Reviewing the pipeline
Work in the Gulf of Mexico in less than 500 feet has all but dried up, the executive said. The number of rigs the company is operating on the continental shelf now has dropped to a third of what the number was this time last year.
“We are trying to figure what assets we have, where, and we are not going to expose ourselves to any more risk than we have to,” the executive said.
“With deepwater it's not as bad but we are beginning to see drilling rigs coming out from under contract and there is no big hurry to re-sign them. That’s even with the very, very large UDW (ultra deepwater) drill ships.
Hoping for concessions from service companies
“I think when things were busy and rigs were going at a premium price, the intervention boat was very much a workable solution for the simple fact that it was economical for an operator and the waiting list for a drill ship was quite lengthy. Now it’s completely the opposite, especially with the new-built intervention boats – we have several smaller, mid-water semis in the Gulf of Mexico that would be happy to go out and work for peanuts right now just to keep their rig busy and to keep laying their hands off.”
As for the $40bn in spending cuts sought by operators, contractors are being asked for their pound of flesh.
“Most operators have come back to 90% of the service companies and to ask for concessions,” the executive said. “If you want to stay competitive, you almost have to give those concessions. The trick is being able to claw them back when times are a little bit better. I think everybody is positioning themselves as being in a commanding place when things do get better – to be in a good place to bring their prices back up. As long as they’ve got a sustainable amount of market share, their earnings should come right back with it.”

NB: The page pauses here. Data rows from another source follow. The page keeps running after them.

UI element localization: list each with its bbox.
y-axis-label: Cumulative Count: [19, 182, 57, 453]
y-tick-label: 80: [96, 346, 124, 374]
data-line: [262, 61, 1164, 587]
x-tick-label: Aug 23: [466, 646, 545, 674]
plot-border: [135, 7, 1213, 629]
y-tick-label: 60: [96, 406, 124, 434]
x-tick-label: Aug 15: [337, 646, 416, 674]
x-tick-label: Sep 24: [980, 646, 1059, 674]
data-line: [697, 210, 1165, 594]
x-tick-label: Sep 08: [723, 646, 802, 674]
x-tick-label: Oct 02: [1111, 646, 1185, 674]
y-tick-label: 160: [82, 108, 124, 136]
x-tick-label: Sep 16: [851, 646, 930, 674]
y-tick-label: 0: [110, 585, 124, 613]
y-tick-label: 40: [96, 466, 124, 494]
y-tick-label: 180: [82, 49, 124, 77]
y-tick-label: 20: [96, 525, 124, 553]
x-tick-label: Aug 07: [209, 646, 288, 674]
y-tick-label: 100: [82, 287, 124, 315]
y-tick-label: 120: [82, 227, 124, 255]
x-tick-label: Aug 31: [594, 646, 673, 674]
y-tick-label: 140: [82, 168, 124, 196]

He added: “At the end of this deal, we’d like to come out with as much market share as we are capable of doing.”
Same as it ever was?
The industry may long for the days preceding June 2014, but going back to the way we were should by no means be the goal, says Dan Jackson, chief executive of a brand new consultancy, called “io”, which was born from parents GE Oil & Gas and McDermott International in January – perhaps the darkest days of the slump.
Jackson believes that the industry was dysfunctional anyway – fragmented, piecemeal – and that high oil prices just masked the problems.
“The oil price isn’t that low,” he told Upstream Intelligence. “Fifteen years ago it was a fraction of what it is today. We have been here before. What is not acceptable is the cost escalations, and the fact those escalations seem to be cyclical in relation to the oil price. We need to get more efficient as an industry and we shouldn’t have this volatility in the cost base.”
A more holistic view to project developement
Jackson considers better blueprints for oilfields should be developed at the planning stage, to achieve a more holistic view of the whole development – the subsurface, the seabed and the facilities architecture.
“Currently the market is piecemeal,” he said. “Each piece of the field architecture is done independently in the capex stage, and in the opex stage it is done separately as well. The incumbent engineering companies advise the client on a specific component, whether it’s seabed technologies or SURF technologies, and they optimise that component, but the system as a whole is far from optimal.
“And then the industry ends up competing over the different components. It’s structured wrong. What we’re doing today is no different from what we did 20 years ago when a field development was a magnitude smaller in cost and ‘deep water’ was two or three hundred metres.”
Jackson believes that an industry overhaul was due long before 2014, and that the price slump just accentuates the need. “We can’t do anything about the commodity price of oil but we can do something about the cost base,” he said.
Whether oil companies will be in a mood to listen just now remains to be seen.